今月の絵献立

「睦月の御献立」理事 豊永浩之(ルーシーズ大阪)

先附
  • 明石鯛は皮を引き、血合いを掃除して薄塩を当てます。昆布を酒で湿らせて挟み、1日寝かせます。鯛を糸作りにし、ペリーラと和えます。白子豆腐は白子500g、牛乳3合、昆布出汁2合、酒0.5合、吉野葛115g、わらび粉30gを鍋で練ります。練り上げて冷やし固めずに鯛の上に鞍掛けし、胡椒木を砕いて掛けます。
御椀
  • 但馬鶏を掃除して霜降りし、出汁に入れて鶏の旨味を出汁に入れます。塩・薄口醤油・味醂・酒で味付けし、鶏に見立てた大根と亀甲椎茸は吸地で炊きます。松小芋は出汁・白醤油・味醂・酒で炊きます。梅人参は梅干しと共に八方地で炊きます。鶯菜は掃除し、色出しをして地漬けします。御椀に盛り付けて具材を盛り込み、鶏の出汁の入った吸地を張ります。
御造り
  • 河豚は上身にして柵取りし、タオルを巻いて1日寝かせて形を調えます。調えた河豚を薄く切り器に盛り付けて本酢・大根おろし・紅葉卸し・白七味で合わせた千里酢と浅葱を添えます。本鮪は平作り、鰤大根は紅芯大根と辛味大根を桂剥きし、砧巻にします。
祝肴
  • 銀鱈は掃除し、白粗味噌1kg、酒50cc、味醂50cc、砂糖120g、濃口醤油少々の西京味噌に漬けます。蒸鮑は鮑を掃除して肝を霜降りし、酒40cc、濃口醤油5ccを入れ、92℃で3時間真空調理します。蒸し上がり後、急速冷却します。ジュレは土佐酢180ccに対して8gのパールアガーでジュレにします。仕上げに海胆と芽葱を乗せます。

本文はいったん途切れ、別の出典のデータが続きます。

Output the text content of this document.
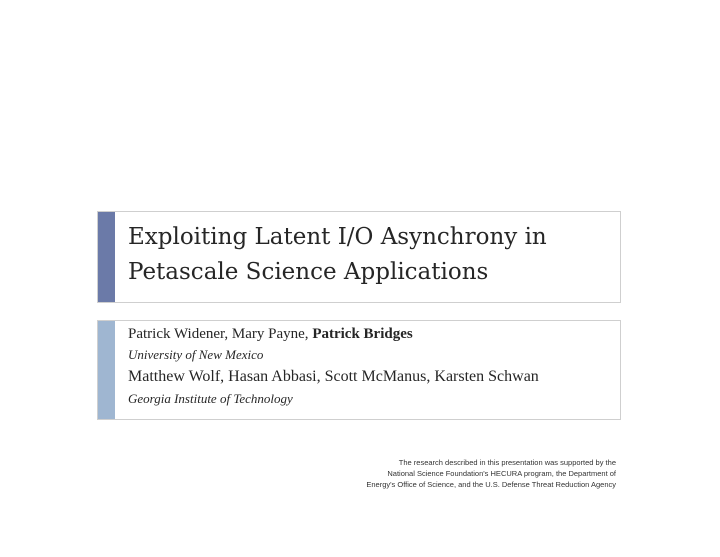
Exploiting Latent I/O Asynchrony in
Petascale Science Applications
Patrick Widener, Mary Payne, Patrick Bridges
University of New Mexico
Matthew Wolf, Hasan Abbasi, Scott McManus, Karsten Schwan
Georgia Institute of Technology
The research described in this presentation was supported by the
National Science Foundation's HECURA program, the Department of
Energy's Office of Science, and the U.S. Defense Threat Reduction Agency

数の子サラダは、数の子の塩を抜いて掃除します。出汁4、酒1、濃口醤油1、味醂0.5、追い鰹の出汁を作り、地漬けし、数の子をマヨネーズ・辛子・薄口醤油で味付けします。赤パプリカ、黄パプリカを彩りよく盛り付けます。黒豆はたっぷりの水に還元鉄を入れて一晩漬けます。常の通り戻して3~4回茹でこぼします。一番蜜は砂糖1kgに卵白1個をよく混ぜて水1升を加えて、ゆっくり沸かして踊らせないように2割程詰めてアクを卵白にて寄せます。蜜4升に対して酢を5勺加えて澱みを寄せてガーゼで漉します。二番蜜は残ったガーゼに水1升、砂糖500gの蜜を加えて沸かし、漉します。戻した黒豆の水を切り、二番蜜でゆっくり炊きます。翌日に、一番蜜に移してゆっくり火に掛けます。黒豆が浮いてきたらしばらく焚いてそのまま冷まします。上がりに濃口醤油を香り付けに落とします。蟹伊達巻は、玉子25個、生身500g、砂糖大匙5杯、出汁3勺、酒5勺、濃口醤油1勺、味醂1勺、生身を先にロボクープで回し、調味料を入れて最後に玉子を入れ、回します。蟹身を1kg入れます。巻き鍋を使用し、弱火で片面を焼き、色が付いたら丸めて巻き簾でくるみ一晩冷まします。カボスイクラは、筋子を85℃のお湯で下処理し、漬け地は煮切酒4、濃口醤油1、追い鰹で合わせ、地漬けします。カボスをくり抜き射込みます。
温物
  • 河豚の白子を掃除し、90℃のお湯でボイルし火が通ったら引き上げペーストにします。出汁16、薄口醤油1、味醂1、酒1と白子のペーストで吉野葛で餡にします。焼河豚は塩焼、唐墨餅は薄い餅で包み込みます。小鍋に焼河豚、唐墨餅、野沢菜を盛り、餡を掛けます。最後に霰に切った柚子を掛けます。
揚物
  • 皮剥は上身にして塩をあてます。肝は下処理し、酒塩に15分漬けます。引き上げて蒸し器で蒸して火を入れます。皮剥の身で肝を巻き、天婦羅にします。白あわび茸も食べやすいサイズに切り、天婦羅にし、塩と酢橘を添えます。
御食事
  • 甘鯛は鱗をすき引きして塩を当て、塩焼にします。干貝と生ハムは出汁に漬けて一晩寝かし、出汁に味付け塩・薄口醤油・味醂・酒で調整し、御飯を炊き上げて塩焼にした甘鯛を乗せ、千切りの生ハム、微塵の三っ葉を乗せます。土瓶の器に出汁を張り添えます。